El chambelán Tomine da instrucciones a un criado que espera fuera.
—Informe a su señoría de que su hijo ha nacido muerto. El doctor Maeno y su comadrona han hecho cuanto estaba en sus manos, pero se han visto impotentes ante el dictado del Destino.
Ahora el temor de Orito es que sobrevenga una fiebre puerperal. Hay que extraer la placenta, aplicar yakumosô al perineo y restañar la sangre de una fisura anal.
El doctor Maeno se retira del rincón encortinado para dejar espacio a la comadrona.
De repente entra una polilla tan grande como un pájaro y choca contra la cara de Orito.
Al espantarla de un manotazo, la comadrona tira el fórceps, que estaba apoyado en una de las jofainas de cobre.

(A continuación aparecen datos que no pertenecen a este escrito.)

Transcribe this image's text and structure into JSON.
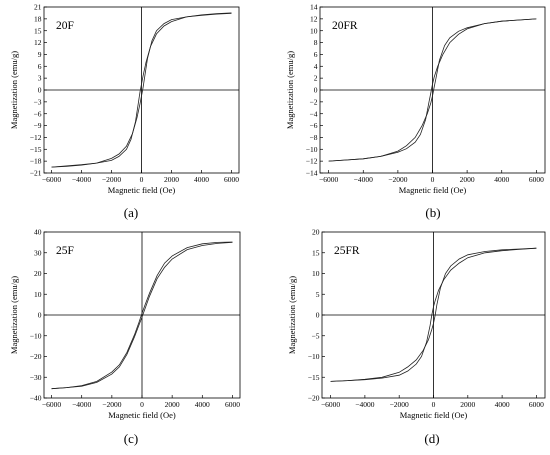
{
  "chart_data": [
    {
      "type": "line",
      "sample_label": "20F",
      "panel_label": "(a)",
      "xlabel": "Magnetic field (Oe)",
      "ylabel": "Magnetization (emu/g)",
      "xlim": [
        -6500,
        6500
      ],
      "ylim": [
        -21,
        21
      ],
      "xticks": [
        -6000,
        -4000,
        -2000,
        0,
        2000,
        4000,
        6000
      ],
      "yticks": [
        -21,
        -18,
        -15,
        -12,
        -9,
        -6,
        -3,
        0,
        3,
        6,
        9,
        12,
        15,
        18,
        21
      ],
      "grid": false,
      "series": [
        {
          "x": [
            -6000,
            -5000,
            -4000,
            -3000,
            -2000,
            -1500,
            -1000,
            -600,
            -300,
            -100,
            0,
            100,
            200,
            400,
            700,
            1000,
            1500,
            2000,
            3000,
            4000,
            5000,
            6000
          ],
          "y": [
            -19.5,
            -19.3,
            -19.0,
            -18.5,
            -17.3,
            -16.2,
            -14.2,
            -11.0,
            -7.0,
            -3.5,
            -1.5,
            0.5,
            3.0,
            8.0,
            12.5,
            15.0,
            16.8,
            17.8,
            18.5,
            18.9,
            19.2,
            19.4
          ]
        },
        {
          "x": [
            -6000,
            -5000,
            -4000,
            -3000,
            -2000,
            -1500,
            -1000,
            -700,
            -400,
            -200,
            -100,
            0,
            100,
            300,
            600,
            1000,
            1500,
            2000,
            3000,
            4000,
            5000,
            6000
          ],
          "y": [
            -19.5,
            -19.2,
            -18.9,
            -18.5,
            -17.8,
            -16.8,
            -15.0,
            -12.5,
            -8.0,
            -3.0,
            -0.5,
            1.5,
            3.5,
            7.0,
            11.0,
            14.2,
            16.2,
            17.3,
            18.5,
            19.0,
            19.3,
            19.5
          ]
        }
      ]
    },
    {
      "type": "line",
      "sample_label": "20FR",
      "panel_label": "(b)",
      "xlabel": "Magnetic field (Oe)",
      "ylabel": "Magnetization (emu/g)",
      "xlim": [
        -6500,
        6500
      ],
      "ylim": [
        -14,
        14
      ],
      "xticks": [
        -6000,
        -4000,
        -2000,
        0,
        2000,
        4000,
        6000
      ],
      "yticks": [
        -14,
        -12,
        -10,
        -8,
        -6,
        -4,
        -2,
        0,
        2,
        4,
        6,
        8,
        10,
        12,
        14
      ],
      "grid": false,
      "series": [
        {
          "x": [
            -6000,
            -5000,
            -4000,
            -3000,
            -2000,
            -1500,
            -1000,
            -600,
            -300,
            -100,
            0,
            100,
            200,
            400,
            700,
            1000,
            1500,
            2000,
            3000,
            4000,
            5000,
            6000
          ],
          "y": [
            -12.0,
            -11.8,
            -11.6,
            -11.2,
            -10.3,
            -9.4,
            -8.0,
            -6.0,
            -4.0,
            -2.2,
            -1.0,
            0.5,
            2.0,
            5.0,
            7.5,
            8.8,
            9.9,
            10.5,
            11.2,
            11.6,
            11.8,
            12.0
          ]
        },
        {
          "x": [
            -6000,
            -5000,
            -4000,
            -3000,
            -2000,
            -1500,
            -1000,
            -700,
            -400,
            -200,
            -100,
            0,
            100,
            300,
            600,
            1000,
            1500,
            2000,
            3000,
            4000,
            5000,
            6000
          ],
          "y": [
            -12.0,
            -11.8,
            -11.6,
            -11.2,
            -10.5,
            -9.9,
            -8.8,
            -7.5,
            -5.0,
            -2.0,
            -0.5,
            1.0,
            2.2,
            4.0,
            6.0,
            8.0,
            9.4,
            10.3,
            11.2,
            11.6,
            11.8,
            12.0
          ]
        }
      ]
    },
    {
      "type": "line",
      "sample_label": "25F",
      "panel_label": "(c)",
      "xlabel": "Magnetic field (Oe)",
      "ylabel": "Magnetization (emu/g)",
      "xlim": [
        -6500,
        6500
      ],
      "ylim": [
        -40,
        40
      ],
      "xticks": [
        -6000,
        -4000,
        -2000,
        0,
        2000,
        4000,
        6000
      ],
      "yticks": [
        -40,
        -30,
        -20,
        -10,
        0,
        10,
        20,
        30,
        40
      ],
      "grid": false,
      "series": [
        {
          "x": [
            -6000,
            -5000,
            -4000,
            -3000,
            -2000,
            -1500,
            -1000,
            -500,
            -200,
            0,
            200,
            500,
            1000,
            1500,
            2000,
            3000,
            4000,
            5000,
            6000
          ],
          "y": [
            -35.5,
            -35.0,
            -34.3,
            -32.5,
            -28.5,
            -25.0,
            -19.0,
            -10.5,
            -4.8,
            -1.0,
            3.0,
            9.0,
            17.5,
            23.0,
            27.0,
            31.5,
            33.5,
            34.5,
            35.0
          ]
        },
        {
          "x": [
            -6000,
            -5000,
            -4000,
            -3000,
            -2000,
            -1500,
            -1000,
            -500,
            -200,
            0,
            200,
            500,
            1000,
            1500,
            2000,
            3000,
            4000,
            5000,
            6000
          ],
          "y": [
            -35.5,
            -35.0,
            -34.0,
            -32.0,
            -27.5,
            -24.0,
            -18.0,
            -9.5,
            -3.5,
            0.8,
            4.8,
            10.5,
            19.0,
            25.0,
            28.5,
            32.5,
            34.3,
            35.0,
            35.2
          ]
        }
      ]
    },
    {
      "type": "line",
      "sample_label": "25FR",
      "panel_label": "(d)",
      "xlabel": "Magnetic field (Oe)",
      "ylabel": "Magnetization (emu/g)",
      "xlim": [
        -6500,
        6500
      ],
      "ylim": [
        -20,
        20
      ],
      "xticks": [
        -6000,
        -4000,
        -2000,
        0,
        2000,
        4000,
        6000
      ],
      "yticks": [
        -20,
        -15,
        -10,
        -5,
        0,
        5,
        10,
        15,
        20
      ],
      "grid": false,
      "series": [
        {
          "x": [
            -6000,
            -5000,
            -4000,
            -3000,
            -2000,
            -1500,
            -1000,
            -600,
            -300,
            -100,
            0,
            100,
            200,
            400,
            700,
            1000,
            1500,
            2000,
            3000,
            4000,
            5000,
            6000
          ],
          "y": [
            -16.0,
            -15.8,
            -15.5,
            -15.0,
            -13.8,
            -12.5,
            -10.8,
            -8.5,
            -6.0,
            -3.5,
            -2.0,
            0.0,
            2.5,
            6.5,
            10.0,
            11.8,
            13.5,
            14.5,
            15.3,
            15.7,
            15.9,
            16.1
          ]
        },
        {
          "x": [
            -6000,
            -5000,
            -4000,
            -3000,
            -2000,
            -1500,
            -1000,
            -700,
            -400,
            -200,
            -100,
            0,
            100,
            300,
            600,
            1000,
            1500,
            2000,
            3000,
            4000,
            5000,
            6000
          ],
          "y": [
            -16.0,
            -15.8,
            -15.6,
            -15.2,
            -14.5,
            -13.5,
            -11.8,
            -10.0,
            -6.5,
            -2.5,
            0.0,
            2.0,
            3.5,
            6.0,
            8.5,
            10.8,
            12.5,
            13.8,
            15.0,
            15.5,
            15.8,
            16.1
          ]
        }
      ]
    }
  ]
}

El fórceps aterriza ruidosamente en una tapa metálica; el estrépito asusta a una pequeña criatura que, no se sabe cómo, ha entrado en la estancia. Se oye un quejido, un lloriqueo.
¿Un cachorro?, se pregunta Orito, desconcertada. ¿O un gatito?
El misterioso animal vuelve a llorar, muy cerca: ¿está bajo el futón?
—¡Échalo! —ordena el ama de llaves a la criada—. ¡Échalo de aquí!
La criatura vuelve a maullar, y Orito se da cuenta de que el sonido procede de la cuna.
No puede ser, piensa la comadrona, que no quiere hacerse ilusiones. No puede ser…
Levanta de un tirón la sábana de lino en el momento exacto en que el bebé abre la boca.
El niño aspira aire una, dos, tres veces; el rostro, ya de por sí arrugado, se crispa aún más… y el déspota recién nacido, rosado y tembloroso, aúlla a la vida.